8 is a studio album by American soul vocal group The Spinners, released in 1977. The recording represents a transition in the band's make-up that led to a commercial and critical decline.

==Recording and release==
8 was recorded and released after Yesterday, Today, & Tomorrow, a studio album made up of two distinct sessions: one recorded during the making of Happiness Is Being with the Spinners in 1976, representing the last recordings with Philippé Wynne and the other with the first recordings featuring his replacement, John Edwards.
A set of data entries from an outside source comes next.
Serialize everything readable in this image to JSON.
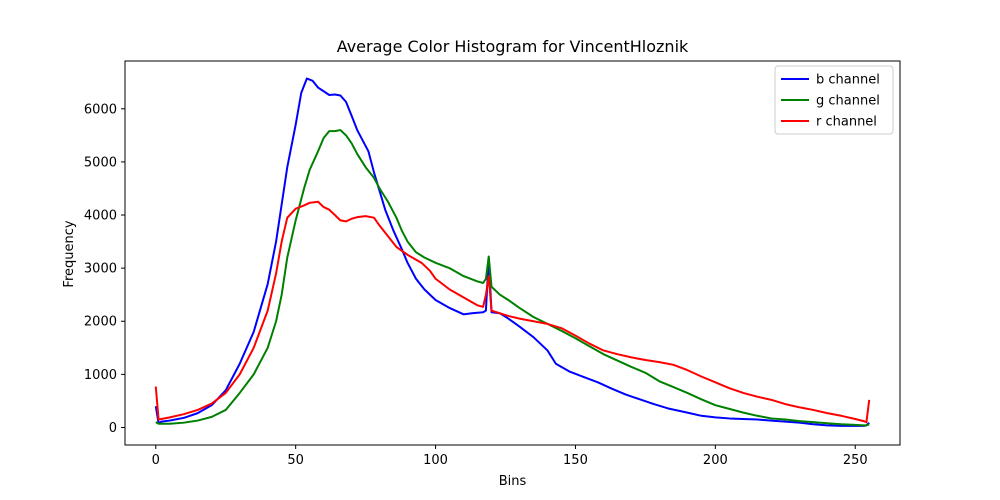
{
  "chart_data": {
    "type": "line",
    "title": "Average Color Histogram for VincentHloznik",
    "xlabel": "Bins",
    "ylabel": "Frequency",
    "xlim": [
      -11,
      266
    ],
    "ylim": [
      -330,
      6900
    ],
    "xticks": [
      0,
      50,
      100,
      150,
      200,
      250
    ],
    "yticks": [
      0,
      1000,
      2000,
      3000,
      4000,
      5000,
      6000
    ],
    "legend_position": "top-right",
    "series": [
      {
        "name": "b channel",
        "color": "#0000ff",
        "points": [
          [
            0,
            400
          ],
          [
            1,
            80
          ],
          [
            2,
            110
          ],
          [
            5,
            130
          ],
          [
            10,
            180
          ],
          [
            15,
            270
          ],
          [
            20,
            420
          ],
          [
            25,
            700
          ],
          [
            30,
            1200
          ],
          [
            35,
            1800
          ],
          [
            40,
            2700
          ],
          [
            43,
            3500
          ],
          [
            45,
            4200
          ],
          [
            47,
            4900
          ],
          [
            50,
            5700
          ],
          [
            52,
            6300
          ],
          [
            54,
            6570
          ],
          [
            56,
            6530
          ],
          [
            58,
            6400
          ],
          [
            60,
            6330
          ],
          [
            62,
            6260
          ],
          [
            64,
            6270
          ],
          [
            66,
            6250
          ],
          [
            68,
            6130
          ],
          [
            70,
            5870
          ],
          [
            72,
            5600
          ],
          [
            74,
            5400
          ],
          [
            76,
            5200
          ],
          [
            78,
            4800
          ],
          [
            80,
            4450
          ],
          [
            82,
            4100
          ],
          [
            85,
            3700
          ],
          [
            88,
            3350
          ],
          [
            90,
            3100
          ],
          [
            93,
            2800
          ],
          [
            96,
            2600
          ],
          [
            100,
            2400
          ],
          [
            105,
            2250
          ],
          [
            110,
            2130
          ],
          [
            113,
            2150
          ],
          [
            117,
            2170
          ],
          [
            118,
            2200
          ],
          [
            119,
            3200
          ],
          [
            120,
            2170
          ],
          [
            123,
            2150
          ],
          [
            126,
            2050
          ],
          [
            130,
            1900
          ],
          [
            135,
            1700
          ],
          [
            140,
            1450
          ],
          [
            143,
            1200
          ],
          [
            148,
            1050
          ],
          [
            153,
            950
          ],
          [
            158,
            850
          ],
          [
            163,
            730
          ],
          [
            168,
            620
          ],
          [
            173,
            530
          ],
          [
            178,
            440
          ],
          [
            183,
            360
          ],
          [
            190,
            280
          ],
          [
            195,
            220
          ],
          [
            200,
            190
          ],
          [
            205,
            170
          ],
          [
            210,
            160
          ],
          [
            215,
            150
          ],
          [
            220,
            130
          ],
          [
            225,
            110
          ],
          [
            230,
            90
          ],
          [
            235,
            60
          ],
          [
            240,
            40
          ],
          [
            245,
            30
          ],
          [
            250,
            30
          ],
          [
            253,
            30
          ],
          [
            254,
            40
          ],
          [
            255,
            90
          ]
        ]
      },
      {
        "name": "g channel",
        "color": "#008000",
        "points": [
          [
            0,
            100
          ],
          [
            1,
            70
          ],
          [
            5,
            70
          ],
          [
            10,
            90
          ],
          [
            15,
            130
          ],
          [
            20,
            200
          ],
          [
            25,
            330
          ],
          [
            30,
            650
          ],
          [
            35,
            1000
          ],
          [
            40,
            1500
          ],
          [
            43,
            2000
          ],
          [
            45,
            2500
          ],
          [
            47,
            3200
          ],
          [
            50,
            3900
          ],
          [
            53,
            4500
          ],
          [
            55,
            4850
          ],
          [
            58,
            5200
          ],
          [
            60,
            5450
          ],
          [
            62,
            5580
          ],
          [
            64,
            5580
          ],
          [
            66,
            5600
          ],
          [
            68,
            5500
          ],
          [
            70,
            5350
          ],
          [
            72,
            5150
          ],
          [
            75,
            4900
          ],
          [
            78,
            4700
          ],
          [
            80,
            4500
          ],
          [
            83,
            4250
          ],
          [
            86,
            3950
          ],
          [
            88,
            3700
          ],
          [
            90,
            3500
          ],
          [
            93,
            3300
          ],
          [
            96,
            3200
          ],
          [
            100,
            3100
          ],
          [
            105,
            3000
          ],
          [
            110,
            2850
          ],
          [
            115,
            2750
          ],
          [
            117,
            2720
          ],
          [
            118,
            2800
          ],
          [
            119,
            3220
          ],
          [
            120,
            2650
          ],
          [
            123,
            2500
          ],
          [
            126,
            2400
          ],
          [
            130,
            2250
          ],
          [
            135,
            2080
          ],
          [
            140,
            1950
          ],
          [
            145,
            1820
          ],
          [
            150,
            1680
          ],
          [
            155,
            1530
          ],
          [
            160,
            1380
          ],
          [
            165,
            1260
          ],
          [
            170,
            1140
          ],
          [
            175,
            1030
          ],
          [
            180,
            870
          ],
          [
            185,
            760
          ],
          [
            190,
            650
          ],
          [
            195,
            530
          ],
          [
            200,
            420
          ],
          [
            205,
            350
          ],
          [
            210,
            280
          ],
          [
            215,
            220
          ],
          [
            220,
            170
          ],
          [
            225,
            150
          ],
          [
            230,
            120
          ],
          [
            235,
            100
          ],
          [
            240,
            80
          ],
          [
            245,
            60
          ],
          [
            250,
            50
          ],
          [
            253,
            40
          ],
          [
            254,
            40
          ],
          [
            255,
            60
          ]
        ]
      },
      {
        "name": "r channel",
        "color": "#ff0000",
        "points": [
          [
            0,
            770
          ],
          [
            1,
            150
          ],
          [
            5,
            190
          ],
          [
            10,
            250
          ],
          [
            15,
            330
          ],
          [
            20,
            450
          ],
          [
            25,
            650
          ],
          [
            30,
            1000
          ],
          [
            35,
            1500
          ],
          [
            40,
            2200
          ],
          [
            43,
            2900
          ],
          [
            45,
            3500
          ],
          [
            47,
            3950
          ],
          [
            50,
            4120
          ],
          [
            53,
            4180
          ],
          [
            55,
            4230
          ],
          [
            58,
            4250
          ],
          [
            60,
            4150
          ],
          [
            62,
            4100
          ],
          [
            64,
            4000
          ],
          [
            66,
            3900
          ],
          [
            68,
            3880
          ],
          [
            70,
            3930
          ],
          [
            72,
            3960
          ],
          [
            75,
            3980
          ],
          [
            78,
            3950
          ],
          [
            80,
            3800
          ],
          [
            83,
            3600
          ],
          [
            86,
            3400
          ],
          [
            90,
            3250
          ],
          [
            95,
            3100
          ],
          [
            98,
            2950
          ],
          [
            100,
            2800
          ],
          [
            105,
            2600
          ],
          [
            110,
            2450
          ],
          [
            115,
            2300
          ],
          [
            117,
            2270
          ],
          [
            118,
            2500
          ],
          [
            119,
            2850
          ],
          [
            120,
            2200
          ],
          [
            123,
            2150
          ],
          [
            126,
            2100
          ],
          [
            130,
            2050
          ],
          [
            135,
            2000
          ],
          [
            140,
            1950
          ],
          [
            145,
            1870
          ],
          [
            150,
            1730
          ],
          [
            155,
            1580
          ],
          [
            160,
            1450
          ],
          [
            165,
            1380
          ],
          [
            170,
            1320
          ],
          [
            175,
            1270
          ],
          [
            180,
            1230
          ],
          [
            185,
            1180
          ],
          [
            190,
            1080
          ],
          [
            195,
            960
          ],
          [
            200,
            850
          ],
          [
            205,
            740
          ],
          [
            210,
            650
          ],
          [
            215,
            580
          ],
          [
            220,
            520
          ],
          [
            225,
            440
          ],
          [
            230,
            380
          ],
          [
            235,
            330
          ],
          [
            240,
            270
          ],
          [
            245,
            220
          ],
          [
            250,
            160
          ],
          [
            253,
            120
          ],
          [
            254,
            100
          ],
          [
            255,
            520
          ]
        ]
      }
    ]
  }
}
Wynne departed to pursue a solo album and music business career and the remaining group continued recording with producer Thom Bell through 1978, but neither Wynn nor The Spinners would achieve the critical and commercial success they had during their run of 1970s albums. The Spinners promoted this album with a tour that included a brief residency in Los Angeles at Pantages Theater that included several fellow soul music acts; they also did radio promotions, an album-signing event, and a string of television appearances.

==Reception==
The editors of AllMusic Guide scored 8 two out of five stars, with reviewer Jason Elias noting that the loss of Wynne as a vocalist negatively impacted The Spinners, with their producer Bell having "no idea what to do" with Edwards; he notes that several tracks are successful, but "the bad outweighs the good here, making Spinners/8 the most problematic album Bell produced for the group".

==Track listing==
1. "I'm Gonna Getcha" (Leroy M. Bell and Casey James) – 4:25
2. "I'm Tired of Giving" (Joseph B. Jefferson and Charles B. Simmons) – 4:11
3. "Painted Magic" (Leroy M. Bell and Thom Bell) – 4:16
4. "You Got the Love That I Need" (Sherman W. Marshall and Phillip T. Pugh) – 3:34
5. "Heaven on Earth (So Fine)" (Casey James) – 4:00
6. "Back in the Arms of Love" (Bill Lamb) – 4:36
7. "(Love Is) One Step Away" (Juanita Gordon) – 4:38
8. "Easy Come, Easy Go" (Leroy M. Bell, Thom Bell, and Casey James) – 4:26
9. "Baby I Need Your Love (You're the Only One)" (Leory M. Bell and Casey James) – 6:00

==Personnel==

The Spinners
- John Edwards – tenor vocals (late sessions)
- Henry Fambrough – baritone vocals
- Billy Henderson – tenor vocals
- Pervis Jackson – bass vocals
- Bobby Smith – tenor vocals
- Philippe Wynne – tenor vocals (early sessions)
Additional musicians (see MFSB)
- Bob Babbitt – bass guitar
- Leroy M. Bell – guitar, arrangement on "Baby I Need Your Love"
- Anthony S. Bell – guitar, arrangement on "(Love Is) One Step Away"
- Thom Bell – keyboards, arrangement on all tracks except "(Love Is) One Step Away" and "Baby I Need Your Love", conducting, production
- Carla Benson – backing vocals
- Evette Benson – backing vocals
- Bobby Eli – guitar
- Barbara Ingram – backing vocals
- Casey James – guitar, keyboards, timpani, arrangement on "Baby I Need Your Love"
- Andrew Smith – drums
- Larry Washington – percussion
Technical personnel
- Bernie Grundman – mastering
- Win Koots – assistant engineering, mixing
- Don Murray – chief engineering, mixing
- Richard J. Stanley – typography and logo design
- Eric Porter – art direction
- Reed Ruddy – assistant engineering
- Todd Schorr – cover airbrush art

==Chart performance==
Domestically, 8 entered the Billboard R&B chart on December 17, 1977 at 47 and peaked at 34 during a 10-week run; it reached 57 on the Billboard 200 and spent 13 weeks on the chart (it does not appear in the March 25, 1978 issue). In Canada, it topped out at 72, according to RPM.